Slivers of bone in caves hundreds of kilometres apart have helped scientists understand when our ancestors and Neanderthals interbred.
Two studies published today, which together cover the past 50,000 years of human evolution, suggest Neanderthal DNA was already well and truly within our species' gene pool by around 42,000 years ago.
Previously, scientists — using single ancient samples or genomes from people alive today — could only estimate when this interbreeding or "admixture" took place, Manjusha Chintalapati, an Ancestry DNA bioinformaticist and a study co-author, said in a release.
"Nobody had tried to model all of the ancient samples together. This allowed us to build a more complete picture of the past."
Archaeologists had already ascertained that Neanderthals (Homo neanderthalensis) showed up in Europe at least 400,000 years ago, and were joined by modern humans (Homo sapiens) about 50,000 years ago.
The two species overlapped for only a few thousand years before the Neanderthals died out about 40,000 years ago.
Before Neanderthals disappeared, they bred with early modern humans, the signs of which can be seen in present-day DNA.
About 2 per cent of the genetic blueprint, or genome, of non-African people living today came from Neanderthals.
But when did this interbreeding happen? Did the two groups mate throughout their shared history? Or was their rendezvous cut short?
Reconstructing this history is difficult, according to Bastien Llamas, an ancient DNA researcher at the University of Adelaide who was not involved with either study.
"There's debate about how many times these [breeding] events happened," he said.
"It could have been just one time and that's it, or it could have been an extended period … or it could have been several distinct events separated by generations."
To better pinpoint when early members of our species started breeding with Neanderthals, one of the new studies, which was published in Science, took a long view of evolution.
The researchers, from Germany, the UK and the US, analysed more than 300 modern human genomes spanning the past 50,000 years, and calculated when and where Neanderthal DNA started showing up in the timeline.
They found that the period of interbreeding began around 50,000 years ago and lasted around 7,000 years.
"It is super exciting that we can look into the past and reconstruct a timeline of what our ancestors were doing 50,000 years ago with such resolution," one of the researchers, Priya Moorjani from the University of California, Berkeley, said.
"[It] is quite incredible."
Thousands of years later, humans have retained some of these Neanderthal genes — they've not been bred out — which suggests they must be beneficial to us, Dr Llamas said.
The study found Neanderthal genes related to skin pigmentation, metabolism and immunity that were advantageous to Homo sapiens.
A familial connection
A second study, led by German researchers and published in Nature, painted a picture of ancient familial ties using some of the oldest modern human genomes sequenced to date.
The team looked specifically at the remains of a family found in the Ilsenhöhle cave in Ranis, Germany, and the bones of a woman found about two days' walk away in the Konepruské cave in Zlatý kun, Czechia (also known as the Czech Republic).
[map]New DNA analysis on a handful of bone fragments from the German cave found they belonged to six modern humans who lived between 42,000 and 49,500 years ago. They included a mother and daughter, with four other biological relatives.
The researchers then compared the Ranis genomes with that from the skull of the Zlatý kun woman, who lived around 43,000 years ago.
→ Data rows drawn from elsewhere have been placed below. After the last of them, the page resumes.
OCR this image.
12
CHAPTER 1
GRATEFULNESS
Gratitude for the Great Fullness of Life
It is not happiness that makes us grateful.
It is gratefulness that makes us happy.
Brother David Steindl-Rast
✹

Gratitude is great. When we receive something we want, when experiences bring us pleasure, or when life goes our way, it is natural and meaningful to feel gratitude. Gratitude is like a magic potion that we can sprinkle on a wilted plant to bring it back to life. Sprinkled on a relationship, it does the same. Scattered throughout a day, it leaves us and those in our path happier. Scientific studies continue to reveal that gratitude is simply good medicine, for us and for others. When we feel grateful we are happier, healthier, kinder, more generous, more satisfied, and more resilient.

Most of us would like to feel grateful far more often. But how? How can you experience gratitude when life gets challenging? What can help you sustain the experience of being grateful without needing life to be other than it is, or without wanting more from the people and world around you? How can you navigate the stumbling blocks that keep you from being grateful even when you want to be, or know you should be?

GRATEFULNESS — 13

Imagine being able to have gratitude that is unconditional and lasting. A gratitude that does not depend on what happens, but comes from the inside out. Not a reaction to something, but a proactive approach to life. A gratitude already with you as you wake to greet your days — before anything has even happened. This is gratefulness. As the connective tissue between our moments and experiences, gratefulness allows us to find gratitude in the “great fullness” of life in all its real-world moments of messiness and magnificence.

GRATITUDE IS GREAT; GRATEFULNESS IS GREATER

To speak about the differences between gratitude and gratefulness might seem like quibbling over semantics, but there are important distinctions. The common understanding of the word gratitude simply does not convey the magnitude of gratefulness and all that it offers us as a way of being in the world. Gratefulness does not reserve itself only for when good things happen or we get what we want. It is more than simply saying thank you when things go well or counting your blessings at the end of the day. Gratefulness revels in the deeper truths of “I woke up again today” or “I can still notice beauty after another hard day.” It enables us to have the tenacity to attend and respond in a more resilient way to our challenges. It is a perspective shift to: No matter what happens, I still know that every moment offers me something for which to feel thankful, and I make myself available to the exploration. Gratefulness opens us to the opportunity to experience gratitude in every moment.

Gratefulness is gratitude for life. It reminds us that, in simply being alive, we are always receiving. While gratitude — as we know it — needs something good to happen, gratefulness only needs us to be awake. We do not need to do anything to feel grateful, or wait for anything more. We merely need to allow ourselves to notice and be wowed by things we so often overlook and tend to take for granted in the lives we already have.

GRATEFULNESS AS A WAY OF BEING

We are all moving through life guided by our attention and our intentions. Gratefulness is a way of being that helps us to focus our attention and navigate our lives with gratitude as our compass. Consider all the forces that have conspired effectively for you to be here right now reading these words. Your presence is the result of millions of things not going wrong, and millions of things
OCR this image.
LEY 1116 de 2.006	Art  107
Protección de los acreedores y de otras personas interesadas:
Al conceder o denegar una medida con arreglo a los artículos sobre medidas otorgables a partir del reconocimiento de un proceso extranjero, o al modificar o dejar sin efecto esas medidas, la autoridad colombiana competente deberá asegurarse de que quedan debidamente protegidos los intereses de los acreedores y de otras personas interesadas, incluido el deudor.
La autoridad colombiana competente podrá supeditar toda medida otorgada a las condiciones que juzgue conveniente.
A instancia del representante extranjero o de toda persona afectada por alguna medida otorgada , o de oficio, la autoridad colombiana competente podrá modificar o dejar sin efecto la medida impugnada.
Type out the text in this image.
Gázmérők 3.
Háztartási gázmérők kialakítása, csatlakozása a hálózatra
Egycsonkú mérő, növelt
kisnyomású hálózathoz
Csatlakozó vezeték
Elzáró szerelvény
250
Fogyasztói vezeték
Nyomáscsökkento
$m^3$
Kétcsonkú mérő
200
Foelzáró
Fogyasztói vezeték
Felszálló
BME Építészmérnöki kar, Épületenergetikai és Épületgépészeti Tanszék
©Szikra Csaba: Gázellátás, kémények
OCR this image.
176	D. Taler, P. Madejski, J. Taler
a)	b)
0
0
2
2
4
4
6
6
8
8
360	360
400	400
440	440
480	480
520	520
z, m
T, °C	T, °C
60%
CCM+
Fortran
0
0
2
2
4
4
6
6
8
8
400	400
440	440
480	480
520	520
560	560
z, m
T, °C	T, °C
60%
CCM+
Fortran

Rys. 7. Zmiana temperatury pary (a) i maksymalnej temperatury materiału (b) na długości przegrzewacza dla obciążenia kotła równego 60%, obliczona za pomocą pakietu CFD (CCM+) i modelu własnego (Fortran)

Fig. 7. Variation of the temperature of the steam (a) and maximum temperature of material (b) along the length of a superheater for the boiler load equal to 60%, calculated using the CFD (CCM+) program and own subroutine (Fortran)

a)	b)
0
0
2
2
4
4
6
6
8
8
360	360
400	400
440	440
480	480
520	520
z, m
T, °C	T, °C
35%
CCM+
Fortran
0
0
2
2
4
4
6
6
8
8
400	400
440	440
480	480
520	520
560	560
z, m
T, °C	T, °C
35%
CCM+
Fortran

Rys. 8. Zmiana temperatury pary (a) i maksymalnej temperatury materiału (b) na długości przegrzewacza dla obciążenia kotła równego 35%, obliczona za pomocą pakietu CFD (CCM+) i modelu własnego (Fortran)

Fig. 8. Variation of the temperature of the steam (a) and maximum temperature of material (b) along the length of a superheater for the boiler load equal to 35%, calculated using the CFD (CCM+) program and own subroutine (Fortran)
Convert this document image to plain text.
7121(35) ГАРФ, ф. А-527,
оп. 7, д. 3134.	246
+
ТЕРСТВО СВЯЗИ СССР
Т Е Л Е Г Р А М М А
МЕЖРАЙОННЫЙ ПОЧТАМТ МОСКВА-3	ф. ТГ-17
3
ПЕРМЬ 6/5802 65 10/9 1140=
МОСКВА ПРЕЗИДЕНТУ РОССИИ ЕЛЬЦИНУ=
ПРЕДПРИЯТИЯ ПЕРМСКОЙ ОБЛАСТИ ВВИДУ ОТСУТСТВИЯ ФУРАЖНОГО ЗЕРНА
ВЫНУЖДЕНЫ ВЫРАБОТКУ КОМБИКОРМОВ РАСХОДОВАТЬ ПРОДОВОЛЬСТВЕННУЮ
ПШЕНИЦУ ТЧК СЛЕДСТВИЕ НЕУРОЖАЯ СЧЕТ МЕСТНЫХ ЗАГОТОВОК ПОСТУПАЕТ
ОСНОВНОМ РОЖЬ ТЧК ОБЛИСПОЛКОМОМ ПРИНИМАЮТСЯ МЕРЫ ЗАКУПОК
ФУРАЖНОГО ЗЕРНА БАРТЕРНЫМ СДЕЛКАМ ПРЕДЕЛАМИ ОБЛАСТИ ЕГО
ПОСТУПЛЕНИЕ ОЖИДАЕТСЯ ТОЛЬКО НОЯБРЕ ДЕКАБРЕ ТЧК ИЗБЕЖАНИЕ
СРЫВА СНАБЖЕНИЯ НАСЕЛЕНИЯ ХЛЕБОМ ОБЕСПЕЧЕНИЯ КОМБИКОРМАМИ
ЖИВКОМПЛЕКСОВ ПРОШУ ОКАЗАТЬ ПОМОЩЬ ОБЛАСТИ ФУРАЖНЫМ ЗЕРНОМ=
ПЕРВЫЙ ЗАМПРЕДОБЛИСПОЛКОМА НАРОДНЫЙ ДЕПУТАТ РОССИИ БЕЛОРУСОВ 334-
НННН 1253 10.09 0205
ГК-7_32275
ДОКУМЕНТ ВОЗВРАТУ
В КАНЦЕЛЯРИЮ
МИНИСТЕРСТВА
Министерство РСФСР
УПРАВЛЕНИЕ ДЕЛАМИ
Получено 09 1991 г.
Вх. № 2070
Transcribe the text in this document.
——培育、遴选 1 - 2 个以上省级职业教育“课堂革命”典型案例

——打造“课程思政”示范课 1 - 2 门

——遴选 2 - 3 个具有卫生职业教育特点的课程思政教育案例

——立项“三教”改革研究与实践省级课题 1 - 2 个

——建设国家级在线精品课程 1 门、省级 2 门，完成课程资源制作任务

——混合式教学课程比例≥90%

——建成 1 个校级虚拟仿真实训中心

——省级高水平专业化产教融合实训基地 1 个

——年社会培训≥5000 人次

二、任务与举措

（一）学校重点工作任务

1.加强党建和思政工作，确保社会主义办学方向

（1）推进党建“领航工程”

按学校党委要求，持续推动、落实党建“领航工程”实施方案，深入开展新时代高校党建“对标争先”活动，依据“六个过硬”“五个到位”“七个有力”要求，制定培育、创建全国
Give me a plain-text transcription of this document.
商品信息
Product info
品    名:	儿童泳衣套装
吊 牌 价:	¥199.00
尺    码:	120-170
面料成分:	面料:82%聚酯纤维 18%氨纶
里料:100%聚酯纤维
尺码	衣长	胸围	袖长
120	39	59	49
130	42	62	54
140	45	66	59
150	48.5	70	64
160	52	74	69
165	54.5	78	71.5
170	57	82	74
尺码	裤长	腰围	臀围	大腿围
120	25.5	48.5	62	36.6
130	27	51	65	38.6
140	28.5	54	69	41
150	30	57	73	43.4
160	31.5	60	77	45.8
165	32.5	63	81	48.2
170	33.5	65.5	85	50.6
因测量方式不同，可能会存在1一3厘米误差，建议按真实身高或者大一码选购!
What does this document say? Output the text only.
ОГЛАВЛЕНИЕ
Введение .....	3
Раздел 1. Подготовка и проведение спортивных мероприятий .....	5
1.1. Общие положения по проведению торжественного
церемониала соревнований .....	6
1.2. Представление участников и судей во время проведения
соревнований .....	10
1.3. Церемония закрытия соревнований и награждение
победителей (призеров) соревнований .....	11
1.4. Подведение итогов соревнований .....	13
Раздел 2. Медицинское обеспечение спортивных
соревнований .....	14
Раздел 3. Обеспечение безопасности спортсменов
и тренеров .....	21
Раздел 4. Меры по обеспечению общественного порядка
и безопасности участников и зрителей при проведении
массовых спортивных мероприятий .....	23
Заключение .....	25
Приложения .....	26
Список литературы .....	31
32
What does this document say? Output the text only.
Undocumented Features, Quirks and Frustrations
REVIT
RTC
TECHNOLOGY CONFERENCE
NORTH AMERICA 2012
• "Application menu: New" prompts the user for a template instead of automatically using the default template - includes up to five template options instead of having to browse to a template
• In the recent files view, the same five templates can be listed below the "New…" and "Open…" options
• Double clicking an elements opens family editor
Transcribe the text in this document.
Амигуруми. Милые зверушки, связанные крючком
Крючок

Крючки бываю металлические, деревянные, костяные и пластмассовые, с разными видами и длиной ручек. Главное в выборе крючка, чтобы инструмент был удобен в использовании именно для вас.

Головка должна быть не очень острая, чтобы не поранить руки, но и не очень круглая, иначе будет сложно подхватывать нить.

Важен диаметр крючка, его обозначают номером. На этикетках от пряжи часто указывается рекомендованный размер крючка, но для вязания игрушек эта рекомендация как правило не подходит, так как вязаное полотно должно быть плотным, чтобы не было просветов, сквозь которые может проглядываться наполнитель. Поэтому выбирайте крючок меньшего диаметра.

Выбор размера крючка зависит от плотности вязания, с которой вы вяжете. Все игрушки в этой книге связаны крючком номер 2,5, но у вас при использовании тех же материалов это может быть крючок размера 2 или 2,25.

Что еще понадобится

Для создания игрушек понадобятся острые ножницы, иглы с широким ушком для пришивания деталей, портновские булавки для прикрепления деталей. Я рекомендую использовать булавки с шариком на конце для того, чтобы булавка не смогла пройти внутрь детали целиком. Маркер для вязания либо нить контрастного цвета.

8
"To our surprise, we discovered a fifth- or sixth-degree genetic relationship between Zlatý kun and two individuals from Ranis," Arev Sümer, lead author of the study and anthropologist at the Max Planck Institute in Germany, said in a press release.
"This means that Zlatý kun was genetically part of the extended family of Ranis."
The Ranis and Zlatý kun individuals are the oldest high-quality Homo sapiens genomes so far sequenced.
They likely had dark skin, dark hair and brown eyes, which the team says suggest the group had only left Africa within the last few generations.
They also had Neanderthal ancestry. The team dated that particular "breeding event" to around 80 generations earlier, approximately 45,000 to 49,000 years ago.
According to Dr Llamas, there's still more to understand about how Neanderthal genes affect us in the 21st century.
"It's been quite a few years since we identified that we have Neanderthal DNA in our genomes, but we're still trying to understand the process and consequences for the modern day," Dr Llamas said.
"It is important to understand why and how it happened, as it has an impact in modern day people, in health and disease."